Anti-tubercular activity and an inhibitory effect on Epstein-Barr virus activation of sterols and polyisoprenepolyols from an edible mushroom, Hypsizigus marmoreus (Buna-shimeji) have been reported. Seven sterols and eight polyisoprenepolyols, isolated from the non-saponifiable lipid fraction of the dichloromethane extract of Hypsizigus marmoreus, have been tested for their anti­tubercular activity against Mycobacterium tuberculosis strain H37Rv using the Microplate Alamar Blue Assay (MABA). Six of the sterols and two of the polyisoprenepolyols showed a minimum inhibitory concentration (MIC) in the range of 1-51mg/ml, while the others were inactive. The seven sterols and three polyisoprenepolyols were further evaluated for their inhibitory effects on Epstein-Barr virus early antigen (EBV-EA) activation induced by the tumour promoter 12-O-tetradecanoylphorbol-13-acetate (TPA) in Raji cells. Two of the sterols showed a potent inhibitory effects while preserving the high viability of the Raji cells (Akihisa et al., 2005).
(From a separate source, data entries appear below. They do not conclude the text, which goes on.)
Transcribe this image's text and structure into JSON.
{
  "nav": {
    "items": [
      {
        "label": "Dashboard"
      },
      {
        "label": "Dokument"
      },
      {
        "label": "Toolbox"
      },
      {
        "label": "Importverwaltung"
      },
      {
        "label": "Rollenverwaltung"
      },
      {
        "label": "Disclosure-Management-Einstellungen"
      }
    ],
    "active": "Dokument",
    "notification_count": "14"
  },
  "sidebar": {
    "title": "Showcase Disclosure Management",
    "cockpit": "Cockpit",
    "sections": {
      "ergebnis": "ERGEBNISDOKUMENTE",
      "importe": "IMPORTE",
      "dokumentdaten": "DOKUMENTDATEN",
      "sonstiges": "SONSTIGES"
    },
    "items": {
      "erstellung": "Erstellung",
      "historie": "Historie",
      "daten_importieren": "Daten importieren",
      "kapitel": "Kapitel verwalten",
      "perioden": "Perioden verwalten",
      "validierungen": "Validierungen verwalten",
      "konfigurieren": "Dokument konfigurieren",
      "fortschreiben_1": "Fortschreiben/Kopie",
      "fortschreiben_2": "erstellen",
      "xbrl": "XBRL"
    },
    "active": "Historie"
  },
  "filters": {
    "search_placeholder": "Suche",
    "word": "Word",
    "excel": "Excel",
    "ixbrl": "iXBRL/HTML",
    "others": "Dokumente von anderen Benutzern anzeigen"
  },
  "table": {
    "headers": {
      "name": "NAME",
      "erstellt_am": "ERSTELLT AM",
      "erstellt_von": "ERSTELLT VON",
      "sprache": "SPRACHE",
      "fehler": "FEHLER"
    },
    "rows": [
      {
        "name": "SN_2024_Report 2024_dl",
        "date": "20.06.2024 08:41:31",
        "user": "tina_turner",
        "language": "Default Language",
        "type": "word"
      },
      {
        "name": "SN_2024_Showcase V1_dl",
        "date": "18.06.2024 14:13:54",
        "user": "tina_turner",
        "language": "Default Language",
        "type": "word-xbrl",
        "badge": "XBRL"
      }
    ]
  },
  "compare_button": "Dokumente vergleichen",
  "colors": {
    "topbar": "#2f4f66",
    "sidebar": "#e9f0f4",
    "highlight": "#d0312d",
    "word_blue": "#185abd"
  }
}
Isolated polysaccharides (PLS) from the fruiting body of Agaricus brasiliensis (previously named Agaricus blazei ss Heinem), also known as the sun mushroom, have been shown to have anti-viral activity and were more effective when added during poliovirus infection. The extracts had little effect on reducing viral adsorption and did not show any virucidal effect, suggesting that they may act at the initial stage of the replication of poliovirus (Faccin et al., 2007).

Anti-viral activities of Agaricus blazei Murill have been demonstrated against cytopathic effects induced by western equine encephalitis (WEE) virus by the mycelial fractions but not those of fruiting bodies (Sorimachi et al., 2001).

The effects of a mushroom-derived active hexose correlated compound (AHCC) on the immune response to influenza A virus (H1N1, PR8) infection have been shown to be dose dependent and low-dose AHCC supplementation improved the response to influenza infection despite no effect on total NK cell cytotoxicity (Nogusa et al., 2009).

An inhibitory effect of conditioned medium (CM) from P338D1 (D1) cells, a murine macrophage cell line, stimulated for 10 h with extracts from the fruiting bodies of Grifola frondosa (ME) or its ultrafiltration fractions (MFs), has been reported on the growth of influenza A/Aichi/2/68 virus in Madin-Darby canine kidney cells. Direct addition of ME and 3 fractions of MFs to the infected cells had no obvious inhibitory effect. However, virus yields were reduced in the presence of CMs, with. RT-PCR and ELISA assays showing that the CMs could induce the expression of TNF-a mRNA in D1 cells leading to production of TNF-a, known as an anti-viral cytokine. These findings suggest that ME and MFs might induce the production of certain factors, including TNF-a , which are responsible for the inhibition of viral growth in vitro(Obi et al., 2008).

Extracts of mycelia derived from Phellinus linteus have recently been tested as adjuvants for intranasal influenza vaccine. The adjuvant effects of extracts of mycelia were examined by intranasal co-administration of the extracts and inactivated A/PR8 (H1N1) influenza virus hemagglutinin (HA) vaccine in BALB/c mice. The mycelial extract-adjuvanted vaccines were shown to confer cross-protection against variant H5N1 influenza viruses (Ichinohe et al., 2010).